Yes. Right wrist. Face pointing at me.
Before you say anything, just know I've been playfully teased about this many times. But I always had my reasons. When I'm writing, my wrist is already in view. When I'm reaching for something, same thing. My watch is right there.
There was even a first date conversation in my twenties about pet peeves where the guy listed, among other things, "people who wear a watch with the face pointing inward." I let him finish. Then I held up my wrist.
We both laughed.
The relationship eventually fizzled out. My commitment to my watch placement did not.
For decades, wearing my watch this way made perfect sense to me.
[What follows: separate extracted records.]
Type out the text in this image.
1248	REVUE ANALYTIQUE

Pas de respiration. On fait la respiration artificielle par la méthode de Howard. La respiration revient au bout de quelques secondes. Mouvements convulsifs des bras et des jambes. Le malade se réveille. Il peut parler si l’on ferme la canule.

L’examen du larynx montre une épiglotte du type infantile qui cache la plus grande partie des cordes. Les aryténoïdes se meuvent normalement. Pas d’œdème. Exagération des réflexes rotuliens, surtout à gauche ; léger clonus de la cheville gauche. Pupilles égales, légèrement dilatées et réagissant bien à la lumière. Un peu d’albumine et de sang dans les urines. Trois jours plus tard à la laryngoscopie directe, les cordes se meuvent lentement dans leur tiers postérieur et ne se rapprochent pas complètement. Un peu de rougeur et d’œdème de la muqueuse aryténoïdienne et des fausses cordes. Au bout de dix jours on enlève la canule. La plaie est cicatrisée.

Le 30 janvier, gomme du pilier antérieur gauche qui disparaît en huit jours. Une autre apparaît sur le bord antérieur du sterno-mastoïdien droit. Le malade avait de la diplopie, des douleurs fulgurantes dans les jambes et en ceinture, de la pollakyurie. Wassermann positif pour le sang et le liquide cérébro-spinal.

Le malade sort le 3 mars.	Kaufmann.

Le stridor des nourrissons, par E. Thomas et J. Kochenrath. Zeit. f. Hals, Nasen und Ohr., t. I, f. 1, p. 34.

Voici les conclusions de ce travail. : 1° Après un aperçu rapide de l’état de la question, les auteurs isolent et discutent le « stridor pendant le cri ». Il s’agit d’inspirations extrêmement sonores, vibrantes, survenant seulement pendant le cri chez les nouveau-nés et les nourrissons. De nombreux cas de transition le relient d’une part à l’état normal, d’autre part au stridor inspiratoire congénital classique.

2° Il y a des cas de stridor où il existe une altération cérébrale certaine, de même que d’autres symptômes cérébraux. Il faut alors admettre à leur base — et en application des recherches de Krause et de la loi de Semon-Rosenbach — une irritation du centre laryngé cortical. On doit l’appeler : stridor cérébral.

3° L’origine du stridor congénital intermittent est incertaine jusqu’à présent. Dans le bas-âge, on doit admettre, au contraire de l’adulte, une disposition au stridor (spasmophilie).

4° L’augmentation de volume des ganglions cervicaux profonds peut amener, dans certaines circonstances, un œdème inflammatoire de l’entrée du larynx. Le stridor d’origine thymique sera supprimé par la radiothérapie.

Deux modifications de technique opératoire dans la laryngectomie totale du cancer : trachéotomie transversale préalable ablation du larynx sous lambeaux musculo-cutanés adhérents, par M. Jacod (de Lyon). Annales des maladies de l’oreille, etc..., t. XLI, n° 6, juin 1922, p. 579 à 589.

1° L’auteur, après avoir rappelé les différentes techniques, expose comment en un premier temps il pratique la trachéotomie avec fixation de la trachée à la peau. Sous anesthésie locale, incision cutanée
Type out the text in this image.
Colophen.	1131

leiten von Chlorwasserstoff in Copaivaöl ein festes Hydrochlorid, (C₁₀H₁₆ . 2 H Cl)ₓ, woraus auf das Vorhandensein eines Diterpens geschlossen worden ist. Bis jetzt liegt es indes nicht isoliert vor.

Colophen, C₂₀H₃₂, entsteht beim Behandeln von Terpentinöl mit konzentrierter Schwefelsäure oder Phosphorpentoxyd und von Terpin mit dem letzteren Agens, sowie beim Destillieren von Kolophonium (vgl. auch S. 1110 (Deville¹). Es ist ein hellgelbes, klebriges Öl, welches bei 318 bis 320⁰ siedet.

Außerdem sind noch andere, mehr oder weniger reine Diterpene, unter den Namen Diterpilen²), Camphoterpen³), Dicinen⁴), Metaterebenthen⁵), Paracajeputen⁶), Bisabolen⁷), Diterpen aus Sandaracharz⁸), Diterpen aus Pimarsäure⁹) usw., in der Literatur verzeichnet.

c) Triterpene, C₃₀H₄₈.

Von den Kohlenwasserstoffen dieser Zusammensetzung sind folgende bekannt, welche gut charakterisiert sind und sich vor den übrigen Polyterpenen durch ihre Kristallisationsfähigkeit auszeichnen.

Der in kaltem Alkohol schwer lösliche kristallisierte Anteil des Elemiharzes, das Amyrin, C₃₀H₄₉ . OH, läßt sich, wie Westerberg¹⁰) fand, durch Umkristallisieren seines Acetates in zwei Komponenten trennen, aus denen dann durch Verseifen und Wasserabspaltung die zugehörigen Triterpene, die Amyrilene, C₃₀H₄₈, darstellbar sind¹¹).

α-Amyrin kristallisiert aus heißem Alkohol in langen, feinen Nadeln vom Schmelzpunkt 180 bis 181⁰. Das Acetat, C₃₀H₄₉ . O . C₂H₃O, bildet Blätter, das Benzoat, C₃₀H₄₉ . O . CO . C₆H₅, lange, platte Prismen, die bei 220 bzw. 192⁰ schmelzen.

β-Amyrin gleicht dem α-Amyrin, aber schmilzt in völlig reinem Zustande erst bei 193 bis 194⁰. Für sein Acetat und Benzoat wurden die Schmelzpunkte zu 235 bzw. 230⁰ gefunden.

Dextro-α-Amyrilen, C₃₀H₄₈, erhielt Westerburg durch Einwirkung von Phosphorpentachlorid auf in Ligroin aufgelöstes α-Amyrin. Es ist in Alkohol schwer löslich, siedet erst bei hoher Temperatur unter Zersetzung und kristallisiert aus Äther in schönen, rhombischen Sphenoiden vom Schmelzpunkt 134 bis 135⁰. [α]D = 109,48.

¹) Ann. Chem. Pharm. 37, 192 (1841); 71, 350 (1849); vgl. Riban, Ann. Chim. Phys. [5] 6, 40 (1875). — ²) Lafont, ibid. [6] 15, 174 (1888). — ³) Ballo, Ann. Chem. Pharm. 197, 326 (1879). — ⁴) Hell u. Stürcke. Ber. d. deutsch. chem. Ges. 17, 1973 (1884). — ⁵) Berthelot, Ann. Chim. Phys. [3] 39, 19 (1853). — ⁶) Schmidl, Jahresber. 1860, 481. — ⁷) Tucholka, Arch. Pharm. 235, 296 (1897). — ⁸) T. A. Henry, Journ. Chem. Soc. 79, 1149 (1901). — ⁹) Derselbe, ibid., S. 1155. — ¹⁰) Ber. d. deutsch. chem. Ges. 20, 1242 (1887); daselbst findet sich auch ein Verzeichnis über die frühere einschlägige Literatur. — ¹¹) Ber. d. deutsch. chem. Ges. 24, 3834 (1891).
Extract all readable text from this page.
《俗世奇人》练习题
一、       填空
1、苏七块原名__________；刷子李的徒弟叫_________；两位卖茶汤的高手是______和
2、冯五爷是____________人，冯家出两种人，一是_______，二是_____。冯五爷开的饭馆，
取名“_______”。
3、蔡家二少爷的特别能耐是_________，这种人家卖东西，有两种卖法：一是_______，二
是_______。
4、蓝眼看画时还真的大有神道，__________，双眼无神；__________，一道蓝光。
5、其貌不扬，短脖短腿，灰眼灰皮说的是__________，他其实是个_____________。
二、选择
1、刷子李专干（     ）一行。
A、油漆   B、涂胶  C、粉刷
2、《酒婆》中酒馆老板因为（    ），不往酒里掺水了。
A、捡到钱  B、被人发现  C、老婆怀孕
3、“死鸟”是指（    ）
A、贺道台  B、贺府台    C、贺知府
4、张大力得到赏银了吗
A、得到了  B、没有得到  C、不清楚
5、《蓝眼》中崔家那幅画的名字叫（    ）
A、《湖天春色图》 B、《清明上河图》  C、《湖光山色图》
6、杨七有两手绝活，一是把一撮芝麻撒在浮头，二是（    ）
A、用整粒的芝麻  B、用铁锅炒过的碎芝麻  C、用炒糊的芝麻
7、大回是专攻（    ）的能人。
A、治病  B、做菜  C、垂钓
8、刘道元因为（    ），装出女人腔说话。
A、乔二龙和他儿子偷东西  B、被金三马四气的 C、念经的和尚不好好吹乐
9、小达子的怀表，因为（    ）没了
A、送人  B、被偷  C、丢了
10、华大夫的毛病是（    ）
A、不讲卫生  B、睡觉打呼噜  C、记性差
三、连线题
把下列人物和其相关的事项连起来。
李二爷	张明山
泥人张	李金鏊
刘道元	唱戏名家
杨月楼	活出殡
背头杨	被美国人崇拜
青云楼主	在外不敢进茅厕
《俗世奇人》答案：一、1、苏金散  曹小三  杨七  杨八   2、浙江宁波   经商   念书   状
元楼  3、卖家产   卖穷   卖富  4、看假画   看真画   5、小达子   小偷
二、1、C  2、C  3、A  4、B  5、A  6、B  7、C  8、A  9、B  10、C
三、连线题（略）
Recently, though, I decided to change it.
As I (hopefully) gain a little wisdom with age, I thought maybe I should challenge myself. Get out of my comfort zone. Try something different. See what I've been missing.
I expected resistance.
I anticipated a genuine adjustment period. Muscle memory confusion. Constant frustration. Maybe even some profound life lesson that would unlock a breakthrough on a project I'd been working on.
The result?
Pretty much nothing.
Glancing left instead of right was not the character-building exercise I had prepared myself for.
The only real challenge was realizing that putting on bracelets with my non-dominant hand is surprisingly difficult.
That's it.
That's the whole story.
And yet, I think there's a leadership lesson hiding in this tiny experiment.
How often do we convince ourselves that a change will be difficult before we've even tried it?
We rehearse the discomfort. We imagine the obstacles. We wait until we feel ready.
Then we finally do the thing.
And often, we're fine.
My coaching clients regularly experience this too.
Clients tell me about the difficult conversation they finally had. The boundary they finally set. The request they were finally brave enough to make.
And so often, the outcome is remarkably uneventful.
No dramatic fallout.
No catastrophe.
No career-ending mistake.
No relationship-ending conflict.
The world keeps spinning.
We laugh about how much energy was spent preparing for a challenge that ultimately wasn't nearly as difficult as anticipated.
The lesson is simple: The resistance is often bigger than the transition.
The stories we tell ourselves about change can consume far more energy than the change itself.
The sooner we take the step, the sooner we discover what's actually waiting for us on the other side.
And more often than not, what's waiting isn't nearly as scary as we imagined.
So here's my question for you:
What transition are you circling right now?
What conversation, decision, or change have you convinced yourself is going to be a whole thing?
Maybe it's time to stop rehearsing and start moving.
You might discover it's easier than you think.